I think I’ve seen pretty much the entire continuous spectrum between total Luddite and addicted nerd. I remember this one guy I worked with in the eighties who thought he knew all about computers and in reality just wasn’t grasping the concepts. He asked me what kind of computer he should get for his home probably expecting me to say Apple, IBM or Commodore. Without skipping a beat I said Atari. (Ok, it was the eighties, remember) He looked at me like a beaten puppy when he realized my lack of faith in him. But I could only be honest.

Then there was the student who just wasn’t getting the concepts of Desktop Publishing using Windows. I went over and said “Ok show me what you are having a problem with.” After a moment I reached down and turned her mouse so she was holding it pointing away from her instead of toward her. After that she had no problems.

These are old examples of a problem that’s been with us since the Univac. Some people can handle technology and its addictions and some can’t. Today we have the problem of texting and driving. It’s just as dangerous if not more so than driving under the influence of alcohol. At least with drinking you just had to drive between the things you saw, with texting you don’t even see them. (Just kidding! Don’t drink and drive or text and drive.) We need to recognize that people are becoming addicted to texting and other e-communications just as strongly as alcohol.  The unfortunate difference is that unless you intend to spend the rest of your life driving a horse and buggy down the back roads of Pennsylvania, you still need to use the technology.

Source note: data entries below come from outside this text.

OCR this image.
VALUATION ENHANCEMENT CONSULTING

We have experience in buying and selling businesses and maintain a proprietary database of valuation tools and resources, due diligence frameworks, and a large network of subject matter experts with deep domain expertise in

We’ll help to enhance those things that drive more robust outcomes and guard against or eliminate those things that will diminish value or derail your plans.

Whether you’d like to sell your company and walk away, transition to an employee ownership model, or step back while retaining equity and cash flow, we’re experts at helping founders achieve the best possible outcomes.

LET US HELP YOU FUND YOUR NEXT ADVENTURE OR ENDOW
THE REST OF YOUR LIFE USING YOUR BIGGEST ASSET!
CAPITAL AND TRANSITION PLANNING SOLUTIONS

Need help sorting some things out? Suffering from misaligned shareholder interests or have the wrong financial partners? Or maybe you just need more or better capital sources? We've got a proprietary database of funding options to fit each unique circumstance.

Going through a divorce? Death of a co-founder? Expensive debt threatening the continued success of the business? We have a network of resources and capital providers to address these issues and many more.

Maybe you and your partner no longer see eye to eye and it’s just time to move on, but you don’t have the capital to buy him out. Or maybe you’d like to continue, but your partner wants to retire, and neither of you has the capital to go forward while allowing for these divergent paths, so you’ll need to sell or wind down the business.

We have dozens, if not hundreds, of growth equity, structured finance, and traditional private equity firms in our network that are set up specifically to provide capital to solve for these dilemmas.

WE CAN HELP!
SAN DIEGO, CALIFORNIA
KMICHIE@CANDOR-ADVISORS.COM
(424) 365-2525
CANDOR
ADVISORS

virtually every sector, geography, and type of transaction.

So how do we solve the problem of addictive texting? We still have to use texting, etc. to survive in present society. But there are times when it is vastly inappropriate. Its dangers at those times are as bad as any other drug. I don’t know the answer. Dammit Jim, I’m a technologist not a psychologist. I wish it could be as simple as when my generation was young and we were taught a set of manners for use in polite society or, as we thought,  to use around the grown-ups. Things like you always take your hat off indoors, don’t put your elbows on the dinner table, close your mouth when you eat. Now we should add to that only use your cell phone when you aren’t driving, walking, or standing right next to someone you should be talking to face-to-face.